Recent Posts


Winkwell to Berkhamsted

The next leg of our journey would take us from Winkwell to Berkhamsted, a town that we had loved when we visited it in 2012 so it was a destination that we had been looking forward to revisiting. First though there was the small matter of eight locks to negotiate our way through. All was well until we reached the last pound below the town itself, we were warned by another boater that the pound was low and to stick to the centre of the channel. This we did but with a boat descending the lock above, we had to wait for them to come through. Two boats were moored below the lock, both listing heavily towards the middle of the canal. With Sue on the bank I floated between the two boats, waiting for the lock to empty. As soon as the water rushed out of the lock, the level in the pound rose quickly and the narrowboat behind me also rose. Clearly, its lines had been secured when the pound was on the low side so as it rose the lines tightened and first the stern pin was pulled out of the ground quickly followed by the centre pin. The water current immediately pulled the boat straight across the canal, blocking passage for the boat coming down. Caxton was unaffected except that I had to wait until the boat was re-moored by the lady from the boat descending the lock whose husband sat in the chamber until he had a clear passage through. Surprisingly, the pound above the lock was at a normal height so once we were through we made good progress to the water point where we filled our tank.
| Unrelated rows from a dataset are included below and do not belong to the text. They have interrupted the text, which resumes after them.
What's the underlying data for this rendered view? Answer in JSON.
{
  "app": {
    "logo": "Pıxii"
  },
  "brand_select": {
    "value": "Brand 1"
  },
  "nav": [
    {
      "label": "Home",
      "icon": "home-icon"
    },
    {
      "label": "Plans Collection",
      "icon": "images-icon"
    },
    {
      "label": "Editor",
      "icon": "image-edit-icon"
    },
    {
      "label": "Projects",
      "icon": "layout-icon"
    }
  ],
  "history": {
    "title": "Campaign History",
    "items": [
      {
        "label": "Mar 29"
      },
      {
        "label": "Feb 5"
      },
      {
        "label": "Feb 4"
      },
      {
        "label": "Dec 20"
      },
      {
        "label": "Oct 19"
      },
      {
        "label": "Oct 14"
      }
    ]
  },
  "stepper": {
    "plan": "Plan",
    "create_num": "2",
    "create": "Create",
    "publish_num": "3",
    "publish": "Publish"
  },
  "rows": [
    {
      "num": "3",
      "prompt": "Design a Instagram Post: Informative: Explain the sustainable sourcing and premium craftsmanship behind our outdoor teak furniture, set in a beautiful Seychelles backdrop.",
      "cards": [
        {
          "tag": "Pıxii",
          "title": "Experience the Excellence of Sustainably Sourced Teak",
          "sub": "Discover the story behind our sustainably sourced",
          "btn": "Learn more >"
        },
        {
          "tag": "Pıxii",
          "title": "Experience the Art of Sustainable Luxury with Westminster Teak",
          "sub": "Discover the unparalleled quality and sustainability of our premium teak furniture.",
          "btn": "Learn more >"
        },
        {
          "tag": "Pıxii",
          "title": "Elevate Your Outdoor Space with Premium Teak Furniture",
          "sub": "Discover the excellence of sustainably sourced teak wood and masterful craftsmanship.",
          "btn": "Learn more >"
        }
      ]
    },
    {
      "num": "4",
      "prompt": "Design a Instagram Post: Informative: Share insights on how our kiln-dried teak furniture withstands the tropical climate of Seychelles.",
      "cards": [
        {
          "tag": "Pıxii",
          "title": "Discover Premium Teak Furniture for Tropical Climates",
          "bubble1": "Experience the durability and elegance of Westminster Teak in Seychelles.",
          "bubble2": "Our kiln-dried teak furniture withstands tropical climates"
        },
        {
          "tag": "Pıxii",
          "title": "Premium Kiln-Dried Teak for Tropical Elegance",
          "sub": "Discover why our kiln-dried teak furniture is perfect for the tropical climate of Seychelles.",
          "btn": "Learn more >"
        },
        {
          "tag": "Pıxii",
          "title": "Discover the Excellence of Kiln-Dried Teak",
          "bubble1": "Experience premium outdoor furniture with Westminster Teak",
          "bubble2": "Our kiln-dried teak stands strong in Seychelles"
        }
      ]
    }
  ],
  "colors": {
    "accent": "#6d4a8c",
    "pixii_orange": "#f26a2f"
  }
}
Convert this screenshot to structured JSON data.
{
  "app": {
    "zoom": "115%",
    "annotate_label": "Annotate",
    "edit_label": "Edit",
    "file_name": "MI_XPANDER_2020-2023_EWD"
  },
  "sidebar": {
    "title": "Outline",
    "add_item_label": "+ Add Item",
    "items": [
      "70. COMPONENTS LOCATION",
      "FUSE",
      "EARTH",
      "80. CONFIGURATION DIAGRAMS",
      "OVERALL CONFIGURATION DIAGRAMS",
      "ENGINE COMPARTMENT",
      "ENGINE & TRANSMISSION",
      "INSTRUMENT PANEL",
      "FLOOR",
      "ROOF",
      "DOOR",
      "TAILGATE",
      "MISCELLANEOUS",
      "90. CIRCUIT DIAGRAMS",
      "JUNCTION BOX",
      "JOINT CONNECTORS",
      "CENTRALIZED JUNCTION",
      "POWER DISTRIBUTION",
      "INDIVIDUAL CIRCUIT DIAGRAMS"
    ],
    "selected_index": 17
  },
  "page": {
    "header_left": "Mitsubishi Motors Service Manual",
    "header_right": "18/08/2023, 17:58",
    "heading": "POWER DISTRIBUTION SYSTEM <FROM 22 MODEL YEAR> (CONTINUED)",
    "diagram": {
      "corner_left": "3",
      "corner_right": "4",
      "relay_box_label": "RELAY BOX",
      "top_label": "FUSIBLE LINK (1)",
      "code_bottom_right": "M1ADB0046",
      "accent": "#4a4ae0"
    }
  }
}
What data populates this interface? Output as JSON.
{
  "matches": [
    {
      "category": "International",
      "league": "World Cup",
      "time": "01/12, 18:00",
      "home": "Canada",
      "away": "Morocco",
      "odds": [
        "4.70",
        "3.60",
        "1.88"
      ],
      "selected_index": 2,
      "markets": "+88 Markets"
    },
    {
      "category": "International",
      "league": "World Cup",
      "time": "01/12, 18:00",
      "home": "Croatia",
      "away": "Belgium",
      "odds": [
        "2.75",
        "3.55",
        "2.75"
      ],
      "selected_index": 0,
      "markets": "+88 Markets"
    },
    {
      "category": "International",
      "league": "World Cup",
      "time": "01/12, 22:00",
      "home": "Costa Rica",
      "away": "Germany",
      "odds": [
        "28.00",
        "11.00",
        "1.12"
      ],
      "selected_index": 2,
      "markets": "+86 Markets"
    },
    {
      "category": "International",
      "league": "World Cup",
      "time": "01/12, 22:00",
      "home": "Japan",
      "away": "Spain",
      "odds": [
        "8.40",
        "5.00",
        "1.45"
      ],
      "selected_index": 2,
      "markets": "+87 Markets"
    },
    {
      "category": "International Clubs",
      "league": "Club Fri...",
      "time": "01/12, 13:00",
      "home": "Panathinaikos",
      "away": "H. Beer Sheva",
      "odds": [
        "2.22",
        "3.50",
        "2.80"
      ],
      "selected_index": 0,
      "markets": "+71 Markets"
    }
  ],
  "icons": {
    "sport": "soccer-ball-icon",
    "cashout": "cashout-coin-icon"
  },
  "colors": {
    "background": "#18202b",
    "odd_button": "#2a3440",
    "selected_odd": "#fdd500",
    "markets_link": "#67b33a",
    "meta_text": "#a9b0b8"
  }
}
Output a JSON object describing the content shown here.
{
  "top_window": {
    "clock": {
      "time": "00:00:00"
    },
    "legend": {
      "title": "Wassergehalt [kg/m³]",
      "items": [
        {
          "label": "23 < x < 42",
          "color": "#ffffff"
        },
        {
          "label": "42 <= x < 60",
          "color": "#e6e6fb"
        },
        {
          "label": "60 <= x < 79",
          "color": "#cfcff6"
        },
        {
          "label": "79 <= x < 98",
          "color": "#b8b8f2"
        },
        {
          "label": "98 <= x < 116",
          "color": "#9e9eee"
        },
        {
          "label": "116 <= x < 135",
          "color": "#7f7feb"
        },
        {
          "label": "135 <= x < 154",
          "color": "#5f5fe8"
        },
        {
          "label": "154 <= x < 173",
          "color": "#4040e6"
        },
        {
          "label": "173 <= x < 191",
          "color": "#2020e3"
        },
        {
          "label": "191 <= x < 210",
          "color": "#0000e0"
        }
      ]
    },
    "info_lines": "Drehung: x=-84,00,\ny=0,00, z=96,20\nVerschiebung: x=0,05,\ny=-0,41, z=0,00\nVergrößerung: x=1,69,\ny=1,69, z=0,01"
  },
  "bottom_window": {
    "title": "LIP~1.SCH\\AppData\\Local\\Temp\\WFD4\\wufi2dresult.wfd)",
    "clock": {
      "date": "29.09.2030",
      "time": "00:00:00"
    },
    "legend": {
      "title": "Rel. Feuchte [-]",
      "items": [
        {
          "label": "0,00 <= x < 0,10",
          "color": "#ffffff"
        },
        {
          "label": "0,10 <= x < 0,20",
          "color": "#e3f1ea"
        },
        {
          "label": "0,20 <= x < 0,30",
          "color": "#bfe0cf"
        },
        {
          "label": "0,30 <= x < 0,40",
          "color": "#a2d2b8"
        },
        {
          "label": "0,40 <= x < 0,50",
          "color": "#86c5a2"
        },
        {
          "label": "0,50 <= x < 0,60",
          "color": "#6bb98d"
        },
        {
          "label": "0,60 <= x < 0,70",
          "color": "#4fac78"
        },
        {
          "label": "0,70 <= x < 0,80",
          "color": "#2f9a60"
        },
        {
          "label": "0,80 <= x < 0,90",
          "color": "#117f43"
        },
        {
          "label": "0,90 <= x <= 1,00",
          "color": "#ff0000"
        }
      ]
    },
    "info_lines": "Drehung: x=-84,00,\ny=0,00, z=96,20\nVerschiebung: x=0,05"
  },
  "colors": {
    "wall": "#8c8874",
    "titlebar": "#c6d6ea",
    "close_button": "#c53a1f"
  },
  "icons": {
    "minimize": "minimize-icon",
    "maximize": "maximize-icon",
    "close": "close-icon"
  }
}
With the tank filled and all toilet cassettes emptied we were ready for our stay in Berkhamsted. Amazingly we yet again found a mooring in a place where we had tied up before (Harefield, Apsley and Winkwell being the others in recent weeks) opposite Castle Wharf.

When we stopped here before, we inadvertently wandered into the private garden of the house opposite. Having tied up and got ourselves ready to walk into town, Sue reacquainted herself with the owner and local celebrity councillor, Lindy.

Our stay in Berkhamsted (Berko to the boating fraternity) will be covered in the next post.

Apsley to Winkwell

We embarked on the next leg of our journey on Sunday, the day after our trip to London. We were still climbing as we have done since we left the Thames and despite the fact that there are many locks on this section of the Grand Union, we have plenty of time on our side so we are only travelling for two to three hours at a time covering two to three miles and working six or seven locks. Sunday was no exception and our target was to get above the swing bridge at Winkwell but first we had to get through the first lock and carry out the services. This we did and took advantage of the fact that we were inconveniencing no one by catching up with the laundry while filling with water.

Once serviced we were on our way again and continued with our journey uphill, a journey with very little to report except to say that the temperature rose quite quickly and we were glad that we didn’t have a long day of travelling to do. Eventually we reached the swing bridge near the Three Horseshoes at Winkwell and we were pleasantly surprised to see that we would be able to moor there with the bonus that the VM rings were well spaced for our boat. We quickly tied up, had lunch, got showered and changed before setting off up the hill to explore the village. The village turned out to be mainly housing served by a small central parade of shops but nevertheless a nice little enclave. By the time we returned to the canal, the pub had become very busy and the moorings had completely filled up so we sat on the front deck and lounged. Well we would have lounged except for the fact that Caxton was listing heavily to starboard caused by the lack of water in the pound and shallowness of the canal near the bank. The fat fenders had been deployed and the lines slackened but still we listed until every time that a boat came down through the lock above. I did quip that we were up and down like a …… ……. but the rest of the phrase isn’t really for publishing here. With Caxton having a crossway bed, we were prepared to sleep the opposite way to normal to avoid the dreaded early morning headache caused by sleeping with your head below the height of your body but by the time bedtime came around, the pound had risen and the bed was level.

By morning time, the pound had risen further and the boat was listing in the opposite direction but no matter, we were moving on anyway.